As aventuras da nave espacial USS Enterprise se passam no século XXIII, quando as baleias já haviam sido extintas. A caça comercial da espécie havia sido proibida em 1985, mas quem poderia acreditar que daria certo? Só que o recém-divulgado censo do Programa Baleia Jubarte apontou que a população da espécie no Brasil pulou de 400 para 17 mil em 60 anos. Hoje, há cerca de 1,3 milhão de baleias no planeta. É possível salvá-las.
Mas o que o cetáceo tem a ver com o clima? Em “Jornada nas Estrelas IV” elas salvam a Humanidade e podem ajudar a fazer isso no mundo real também. Parece ficção científica, mas segundo o insuspeito Fundo Monetário Internacional (FMI) é preciso investir tanto na preservação das baleias quanto das florestas para barrar as mudanças climáticas. Baleias absorvem em média de 33 toneladas de CO₂ por toda a vida. Além disso, os cetáceos também ajudam a produzir fitoplâncton, que contribui com pelo menos 50% de todo o oxigênio da atmosfera da Terra e captura tanto carbono quanto 1,7 trilhão de árvores – ou quatro Amazônias. O aumento de 1% do fitoplâncton equivale a dois bilhões novas árvores.
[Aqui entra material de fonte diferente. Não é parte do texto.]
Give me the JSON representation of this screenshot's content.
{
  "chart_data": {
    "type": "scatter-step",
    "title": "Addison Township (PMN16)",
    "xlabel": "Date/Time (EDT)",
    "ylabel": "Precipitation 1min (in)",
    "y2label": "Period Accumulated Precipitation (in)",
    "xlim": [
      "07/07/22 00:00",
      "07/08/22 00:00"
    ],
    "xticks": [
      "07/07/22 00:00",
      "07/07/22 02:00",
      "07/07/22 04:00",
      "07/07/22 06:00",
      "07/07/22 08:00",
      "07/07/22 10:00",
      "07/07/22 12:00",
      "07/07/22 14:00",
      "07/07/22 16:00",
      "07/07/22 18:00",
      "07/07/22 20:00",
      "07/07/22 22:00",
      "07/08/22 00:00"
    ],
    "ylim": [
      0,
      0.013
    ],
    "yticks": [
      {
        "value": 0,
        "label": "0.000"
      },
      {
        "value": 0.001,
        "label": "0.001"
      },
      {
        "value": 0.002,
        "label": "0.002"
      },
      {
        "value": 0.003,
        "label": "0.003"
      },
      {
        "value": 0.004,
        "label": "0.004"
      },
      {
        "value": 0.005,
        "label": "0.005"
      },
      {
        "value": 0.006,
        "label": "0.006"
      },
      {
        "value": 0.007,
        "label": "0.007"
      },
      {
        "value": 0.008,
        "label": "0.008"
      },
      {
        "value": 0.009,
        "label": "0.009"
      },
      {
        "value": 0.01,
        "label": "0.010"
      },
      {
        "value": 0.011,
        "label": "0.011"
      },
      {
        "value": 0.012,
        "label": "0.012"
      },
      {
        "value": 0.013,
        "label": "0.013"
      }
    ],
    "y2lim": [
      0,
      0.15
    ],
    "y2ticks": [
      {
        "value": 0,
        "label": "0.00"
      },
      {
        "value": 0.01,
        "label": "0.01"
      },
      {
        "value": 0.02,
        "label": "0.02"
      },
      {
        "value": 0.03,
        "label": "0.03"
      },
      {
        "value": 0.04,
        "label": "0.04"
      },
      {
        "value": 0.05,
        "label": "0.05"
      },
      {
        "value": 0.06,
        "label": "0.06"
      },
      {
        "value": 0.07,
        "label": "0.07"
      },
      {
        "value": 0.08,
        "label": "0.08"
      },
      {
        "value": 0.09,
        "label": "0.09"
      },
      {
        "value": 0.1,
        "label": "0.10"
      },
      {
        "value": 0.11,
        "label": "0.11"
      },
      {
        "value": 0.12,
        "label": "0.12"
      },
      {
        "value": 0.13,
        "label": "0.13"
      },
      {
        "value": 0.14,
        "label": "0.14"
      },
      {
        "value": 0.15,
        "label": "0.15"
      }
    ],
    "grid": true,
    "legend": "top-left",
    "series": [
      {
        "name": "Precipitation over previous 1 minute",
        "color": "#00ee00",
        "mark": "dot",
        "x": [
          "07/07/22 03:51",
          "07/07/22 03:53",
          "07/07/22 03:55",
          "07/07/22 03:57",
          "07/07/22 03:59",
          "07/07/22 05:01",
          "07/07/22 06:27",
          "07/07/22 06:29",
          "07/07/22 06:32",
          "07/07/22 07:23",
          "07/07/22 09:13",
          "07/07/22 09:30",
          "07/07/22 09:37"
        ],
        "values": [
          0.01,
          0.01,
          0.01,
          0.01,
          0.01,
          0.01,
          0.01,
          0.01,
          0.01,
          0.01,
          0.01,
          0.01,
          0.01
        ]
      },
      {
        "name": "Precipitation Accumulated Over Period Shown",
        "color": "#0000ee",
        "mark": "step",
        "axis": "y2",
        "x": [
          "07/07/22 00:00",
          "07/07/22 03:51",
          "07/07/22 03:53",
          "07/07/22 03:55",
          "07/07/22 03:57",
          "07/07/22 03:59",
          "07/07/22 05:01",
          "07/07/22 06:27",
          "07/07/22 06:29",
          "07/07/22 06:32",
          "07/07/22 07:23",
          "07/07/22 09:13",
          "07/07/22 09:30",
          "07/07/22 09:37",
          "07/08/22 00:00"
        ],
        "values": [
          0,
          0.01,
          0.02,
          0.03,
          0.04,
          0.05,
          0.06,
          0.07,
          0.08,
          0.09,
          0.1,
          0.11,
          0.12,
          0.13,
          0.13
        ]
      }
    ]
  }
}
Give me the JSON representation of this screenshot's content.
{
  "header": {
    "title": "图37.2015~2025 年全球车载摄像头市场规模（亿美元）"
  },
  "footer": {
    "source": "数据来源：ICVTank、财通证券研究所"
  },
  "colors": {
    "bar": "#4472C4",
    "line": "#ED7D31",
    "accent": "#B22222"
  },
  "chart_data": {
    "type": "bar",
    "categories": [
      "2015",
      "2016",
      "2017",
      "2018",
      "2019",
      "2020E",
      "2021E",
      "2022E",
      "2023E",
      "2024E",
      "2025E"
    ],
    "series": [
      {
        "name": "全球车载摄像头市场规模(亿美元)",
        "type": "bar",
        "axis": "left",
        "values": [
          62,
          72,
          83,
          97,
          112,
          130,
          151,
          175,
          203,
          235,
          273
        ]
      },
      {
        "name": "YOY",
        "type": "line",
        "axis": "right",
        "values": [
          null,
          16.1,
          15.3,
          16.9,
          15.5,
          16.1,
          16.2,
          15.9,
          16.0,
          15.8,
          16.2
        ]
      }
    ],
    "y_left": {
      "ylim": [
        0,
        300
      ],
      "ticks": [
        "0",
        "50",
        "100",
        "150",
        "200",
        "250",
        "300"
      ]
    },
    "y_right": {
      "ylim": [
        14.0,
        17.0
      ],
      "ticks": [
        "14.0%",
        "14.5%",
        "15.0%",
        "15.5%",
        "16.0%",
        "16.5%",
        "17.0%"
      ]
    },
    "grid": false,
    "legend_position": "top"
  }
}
O mais vitorioso acordo mundial para o ambiente foi assinado em 16 de setembro de 1987. Mas “Highlander II – A ressurreição” (1991), de Russell Mulcahy, também não levou muita fé no Protocolo de Montreal, que baniu gases usados em equipamentos de refrigeração que estavam corroendo a camada de ozônio da Terra. No filme, inventa-se uma engenhoca que cria uma barreira sobre o planeta que resolve o problema, mas o condena à noite eterna. Nas mesas de negociação, bastou convencer governos e empresas da necessidade de se trocar os gases usados nos aparelhos. Graças ao acordo o buraco sobre a Antártida deixou de crescer e a previsão é que vamos conseguir tapá-lo até 2065.
E o Protocolo de Montreal foi tão bem-sucedido – diferentemente do filme, diga-se – que também acabou virando Plano B contra as mudanças climáticas. Há três anos o tratado ganhou um adendo, a Emenda de Kigali, cujo objetivo agora é banir o uso de hidrofluorcarbonos (HFCs) em aparelhos de ar condicionado. O gás é classificado como superpoluente e contribui vigorosamente com o efeito estufa. A vantagem é que se dissipa mais rapidamente que o CO₂; assim o efeito seria mais imediato.
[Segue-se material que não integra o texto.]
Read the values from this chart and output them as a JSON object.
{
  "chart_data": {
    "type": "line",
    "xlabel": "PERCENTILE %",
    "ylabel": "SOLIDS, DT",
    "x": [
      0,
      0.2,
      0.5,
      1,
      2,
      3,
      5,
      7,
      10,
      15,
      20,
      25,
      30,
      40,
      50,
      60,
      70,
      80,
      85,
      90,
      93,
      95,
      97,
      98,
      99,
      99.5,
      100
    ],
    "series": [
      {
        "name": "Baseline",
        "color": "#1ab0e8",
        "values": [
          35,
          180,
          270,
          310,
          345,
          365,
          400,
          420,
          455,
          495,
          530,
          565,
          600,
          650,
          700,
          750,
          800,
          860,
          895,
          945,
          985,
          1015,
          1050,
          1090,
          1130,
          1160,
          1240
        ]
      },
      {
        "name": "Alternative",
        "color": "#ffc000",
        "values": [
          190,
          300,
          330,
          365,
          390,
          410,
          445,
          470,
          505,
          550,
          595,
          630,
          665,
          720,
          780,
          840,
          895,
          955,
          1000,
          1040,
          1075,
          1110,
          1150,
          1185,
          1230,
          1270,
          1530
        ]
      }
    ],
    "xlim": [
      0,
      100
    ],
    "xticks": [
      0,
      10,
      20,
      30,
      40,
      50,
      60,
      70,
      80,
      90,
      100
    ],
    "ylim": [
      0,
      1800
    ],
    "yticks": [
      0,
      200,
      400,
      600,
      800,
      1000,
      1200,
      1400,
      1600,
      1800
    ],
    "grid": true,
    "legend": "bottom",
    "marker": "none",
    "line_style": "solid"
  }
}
Os cientistas calculam que a eliminação dos HFCs possa significar 0,5° C a menos no aumento da temperatura média global até 2100. Mas, para isso, ele precisa entrar em vigor. O Brasil é um dos países signatários, mas ainda não o ratificou. Para vencermos o desafio do desequilíbrio climático não devemos buscar exemplos na ficção científica, mas no passado, quando nos unimos para acabar com a chuva negra, e salvar a camada de ozônio e as baleias. Esses momentos não podem se perder no tempo.